Frastornata dai clacson e irradiata dai neon dei bolidi che la percorrono, nelle strade che non finiscono mai, schivando grattacieli che si confondono tra le nuvole, crepuscolare e ambivalente, euforica e schizofrenica, apollinea di giorno e dionisiaca di notte. Los Angeles.

Un driver (Ryan Gosgling), senza nome, laconico, solingo, compassato ma complicato, la conosce come le sue tasche, dividendo la sua vita tra un lavoro diurno in officina, assieme al suo amico Shannon (Bryan Craston), unito a qualche partecipazione filmica in veste di cascadeur, e un più rischioso lavoro notturno da tassista fuori regola, incaricato di accompagnare, aiutandoli nella fuga, gruppi di rapinatori e la loro refurtiva.

La vita scorre rettilinea fino a quando non conosce la dolce Irene e suo figlio Benicio, inquilini della porta accanto, grazie ai quali uscirà più facilmente il suo spirito celatamente romantico e altruista. Ma il marito di Irene, dietro alle sbarre per loschi affari, torna a farsi vivo, e non tutto sarà come prima. Con la sua entrata e quasi subitanea uscita di scena, la vita di Driver prenderà una piega terribilmente inaspettata, in un climax di follia e violenza, impeti pulsionali e brutale vendetta.
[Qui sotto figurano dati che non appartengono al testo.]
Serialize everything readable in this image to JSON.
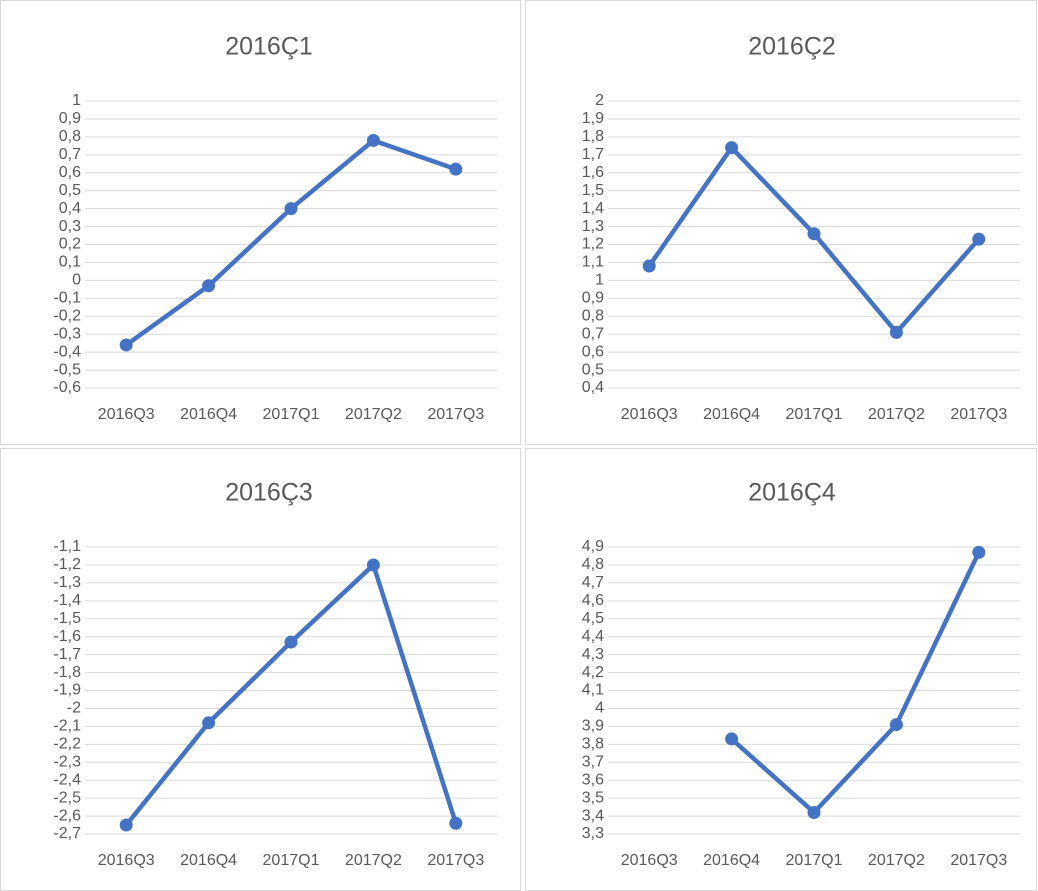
{
  "chart_data": [
    {
      "type": "line",
      "title": "2016Ç1",
      "categories": [
        "2016Q3",
        "2016Q4",
        "2017Q1",
        "2017Q2",
        "2017Q3"
      ],
      "series": [
        {
          "name": "2016Ç1",
          "color": "#4472c4",
          "values": [
            -0.36,
            -0.03,
            0.4,
            0.78,
            0.62
          ]
        }
      ],
      "ylim": [
        -0.6,
        1
      ],
      "grid": true,
      "yticks": [
        {
          "value": -0.6,
          "label": "-0,6"
        },
        {
          "value": -0.5,
          "label": "-0,5"
        },
        {
          "value": -0.4,
          "label": "-0,4"
        },
        {
          "value": -0.3,
          "label": "-0,3"
        },
        {
          "value": -0.2,
          "label": "-0,2"
        },
        {
          "value": -0.1,
          "label": "-0,1"
        },
        0,
        {
          "value": 0.1,
          "label": "0,1"
        },
        {
          "value": 0.2,
          "label": "0,2"
        },
        {
          "value": 0.3,
          "label": "0,3"
        },
        {
          "value": 0.4,
          "label": "0,4"
        },
        {
          "value": 0.5,
          "label": "0,5"
        },
        {
          "value": 0.6,
          "label": "0,6"
        },
        {
          "value": 0.7,
          "label": "0,7"
        },
        {
          "value": 0.8,
          "label": "0,8"
        },
        {
          "value": 0.9,
          "label": "0,9"
        },
        1
      ]
    },
    {
      "type": "line",
      "title": "2016Ç2",
      "categories": [
        "2016Q3",
        "2016Q4",
        "2017Q1",
        "2017Q2",
        "2017Q3"
      ],
      "series": [
        {
          "name": "2016Ç2",
          "color": "#4472c4",
          "values": [
            1.08,
            1.74,
            1.26,
            0.71,
            1.23
          ]
        }
      ],
      "ylim": [
        0.4,
        2
      ],
      "grid": true,
      "yticks": [
        {
          "value": 0.4,
          "label": "0,4"
        },
        {
          "value": 0.5,
          "label": "0,5"
        },
        {
          "value": 0.6,
          "label": "0,6"
        },
        {
          "value": 0.7,
          "label": "0,7"
        },
        {
          "value": 0.8,
          "label": "0,8"
        },
        {
          "value": 0.9,
          "label": "0,9"
        },
        1,
        {
          "value": 1.1,
          "label": "1,1"
        },
        {
          "value": 1.2,
          "label": "1,2"
        },
        {
          "value": 1.3,
          "label": "1,3"
        },
        {
          "value": 1.4,
          "label": "1,4"
        },
        {
          "value": 1.5,
          "label": "1,5"
        },
        {
          "value": 1.6,
          "label": "1,6"
        },
        {
          "value": 1.7,
          "label": "1,7"
        },
        {
          "value": 1.8,
          "label": "1,8"
        },
        {
          "value": 1.9,
          "label": "1,9"
        },
        2
      ]
    },
    {
      "type": "line",
      "title": "2016Ç3",
      "categories": [
        "2016Q3",
        "2016Q4",
        "2017Q1",
        "2017Q2",
        "2017Q3"
      ],
      "series": [
        {
          "name": "2016Ç3",
          "color": "#4472c4",
          "values": [
            -2.65,
            -2.08,
            -1.63,
            -1.2,
            -2.64
          ]
        }
      ],
      "ylim": [
        -2.7,
        -1.1
      ],
      "grid": true,
      "yticks": [
        {
          "value": -2.7,
          "label": "-2,7"
        },
        {
          "value": -2.6,
          "label": "-2,6"
        },
        {
          "value": -2.5,
          "label": "-2,5"
        },
        {
          "value": -2.4,
          "label": "-2,4"
        },
        {
          "value": -2.3,
          "label": "-2,3"
        },
        {
          "value": -2.2,
          "label": "-2,2"
        },
        {
          "value": -2.1,
          "label": "-2,1"
        },
        -2,
        {
          "value": -1.9,
          "label": "-1,9"
        },
        {
          "value": -1.8,
          "label": "-1,8"
        },
        {
          "value": -1.7,
          "label": "-1,7"
        },
        {
          "value": -1.6,
          "label": "-1,6"
        },
        {
          "value": -1.5,
          "label": "-1,5"
        },
        {
          "value": -1.4,
          "label": "-1,4"
        },
        {
          "value": -1.3,
          "label": "-1,3"
        },
        {
          "value": -1.2,
          "label": "-1,2"
        },
        {
          "value": -1.1,
          "label": "-1,1"
        }
      ]
    },
    {
      "type": "line",
      "title": "2016Ç4",
      "categories": [
        "2016Q3",
        "2016Q4",
        "2017Q1",
        "2017Q2",
        "2017Q3"
      ],
      "series": [
        {
          "name": "2016Ç4",
          "color": "#4472c4",
          "values": [
            null,
            3.83,
            3.42,
            3.91,
            4.87
          ]
        }
      ],
      "ylim": [
        3.3,
        4.9
      ],
      "grid": true,
      "yticks": [
        {
          "value": 3.3,
          "label": "3,3"
        },
        {
          "value": 3.4,
          "label": "3,4"
        },
        {
          "value": 3.5,
          "label": "3,5"
        },
        {
          "value": 3.6,
          "label": "3,6"
        },
        {
          "value": 3.7,
          "label": "3,7"
        },
        {
          "value": 3.8,
          "label": "3,8"
        },
        {
          "value": 3.9,
          "label": "3,9"
        },
        4,
        {
          "value": 4.1,
          "label": "4,1"
        },
        {
          "value": 4.2,
          "label": "4,2"
        },
        {
          "value": 4.3,
          "label": "4,3"
        },
        {
          "value": 4.4,
          "label": "4,4"
        },
        {
          "value": 4.5,
          "label": "4,5"
        },
        {
          "value": 4.6,
          "label": "4,6"
        },
        {
          "value": 4.7,
          "label": "4,7"
        },
        {
          "value": 4.8,
          "label": "4,8"
        },
        {
          "value": 4.9,
          "label": "4,9"
        }
      ]
    }
  ]
}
Allacciatevi bene le cinture. Resterete incollati al vostro sedile, della sala e della quattro ruote di Driver, dal primo all’ultimo secondo del film, titoli di coda compresi, per potervi riprendere dall’affascinante vortice adrenalinico a cui avete assistito.

Nicolas Winding Refn, danese di nascita, ma emigrato ad appena undici anni negli Stati Uniti, è l’autore di questo gioiellino su celluloide, abile nel trastullarsi tra i generi, dal pursuite al thriller, dal noir-metropolitano al B-movie anni ’70 – ’80, tanto caro a Tarantino. Impossibile infatti non rivedere nel Driver della seconda metà del film e nelle sue corse spericolate il Mike – Kurt Russell di Grindhouse – A prova di morte, malgrado il suo misoginismo schizoide e, ancor più, il Travis Bickle – Robert De Niro di Taxi Driver, nella sua solitudine e nel suo finale catartico e liberatorio, nella sua rabbia repressa e omicida, rappresentata da una potenza visiva senza eguali.

E sarà anche per questo che quest’anno a Cannes il quarantenne di Copenaghen ha ammaliato il presidente De Niro, aggiudicandosi il premio della messa in scena. Per le avvolgenti carrellate, le inquadrature spigolose, le angolazioni vertiginose, le semi-soggettive mozzafiato, il tocco slasher e numerosi momenti splatter di ‘scorsesiana’ memoria, costeggiati da un colonna sonora a metà tra anni ’80 e sonorità post-moderne, in una Los Angeles tentacolare, saturata da una criminalità che agisce nell’anonimato.

Poche chiacchiere, tanta azione, un minimalismo nei dialoghi quasi alla Bresson, ma una densità emotiva degna del miglior William Friedkin. Cinema puro.